Drug-related violence has long swept Mexico into chaos and turmoil. But this year’s brutal killings of political candidates sent shocking waves even with the normalization of violence there.
The bloodiest Mexico election in recent memory was marked by the killing of dozens of local candidates and more than 100 violent political events involving kidnappings, attempted murders, and attacks on family members, according to various reports.
The targeted killings included Jorge Huerta Cabrera, a candidate running for a seat council in Izucar de Matamoros. He was shot dead at a rally where his wife and a colleague were also wounded.

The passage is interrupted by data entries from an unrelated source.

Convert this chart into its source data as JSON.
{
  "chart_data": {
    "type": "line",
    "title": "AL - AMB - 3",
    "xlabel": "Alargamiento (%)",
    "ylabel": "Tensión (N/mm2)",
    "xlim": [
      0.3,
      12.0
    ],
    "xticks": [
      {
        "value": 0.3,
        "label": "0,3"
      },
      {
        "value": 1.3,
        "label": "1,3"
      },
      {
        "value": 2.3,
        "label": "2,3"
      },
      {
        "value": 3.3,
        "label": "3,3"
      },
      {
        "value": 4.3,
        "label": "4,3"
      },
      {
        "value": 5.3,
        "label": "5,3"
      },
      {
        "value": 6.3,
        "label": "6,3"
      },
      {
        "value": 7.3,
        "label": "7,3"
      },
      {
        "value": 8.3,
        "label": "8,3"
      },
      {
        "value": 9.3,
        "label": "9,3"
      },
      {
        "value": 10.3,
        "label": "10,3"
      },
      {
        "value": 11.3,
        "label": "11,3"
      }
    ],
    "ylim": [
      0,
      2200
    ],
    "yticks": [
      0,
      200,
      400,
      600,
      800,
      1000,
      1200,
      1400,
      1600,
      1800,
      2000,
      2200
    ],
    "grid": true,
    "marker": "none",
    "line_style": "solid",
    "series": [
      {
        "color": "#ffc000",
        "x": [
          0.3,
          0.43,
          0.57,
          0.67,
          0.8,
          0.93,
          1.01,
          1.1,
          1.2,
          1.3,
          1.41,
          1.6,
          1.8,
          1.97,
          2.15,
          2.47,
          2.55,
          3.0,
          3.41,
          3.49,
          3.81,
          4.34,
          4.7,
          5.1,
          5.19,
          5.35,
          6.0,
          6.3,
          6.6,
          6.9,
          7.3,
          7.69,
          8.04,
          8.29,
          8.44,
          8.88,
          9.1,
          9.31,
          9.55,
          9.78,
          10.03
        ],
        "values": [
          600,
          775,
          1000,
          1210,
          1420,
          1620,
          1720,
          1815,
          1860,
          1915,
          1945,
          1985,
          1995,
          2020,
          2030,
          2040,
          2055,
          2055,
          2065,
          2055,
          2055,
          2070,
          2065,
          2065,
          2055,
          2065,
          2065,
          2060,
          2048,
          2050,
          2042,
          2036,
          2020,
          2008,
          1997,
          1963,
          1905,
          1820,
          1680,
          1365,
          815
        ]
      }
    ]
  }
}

Days earlier in May, Alfredo Cabrera, a mayoral candidate in the state of Guerrero was gunned down. The same month, nine people were killed in two attacks against mayoral candidates in Chiapas.
The two leading female presidential candidates weren’t targeted or at least didn’t face attempts on their lives — thankfully.
President-elect Claudia Sheinbaum, who will be sworn in on Oct. 1 as the country’s first female president, is widely expected to follow the policies and tactics of outgoing president Andrés Manuel Lopez Obrador, who has dismissed the violence as “sensationalism.”
In Mexico, like in so many other places in the world, the political violence is carried out deliberately by organized crime seeking to influence elections and ultimately seize a grip on government at all levels, experts have told media outlets.
Simply put, Mexico has normalized political assassinations, drug-related killings, kidnappings, and extortion.
Criminals and assassins seemingly go unpunished, blatantly taking control of certain towns and entire regions of the country where residents can’t tell the bad actors from the government.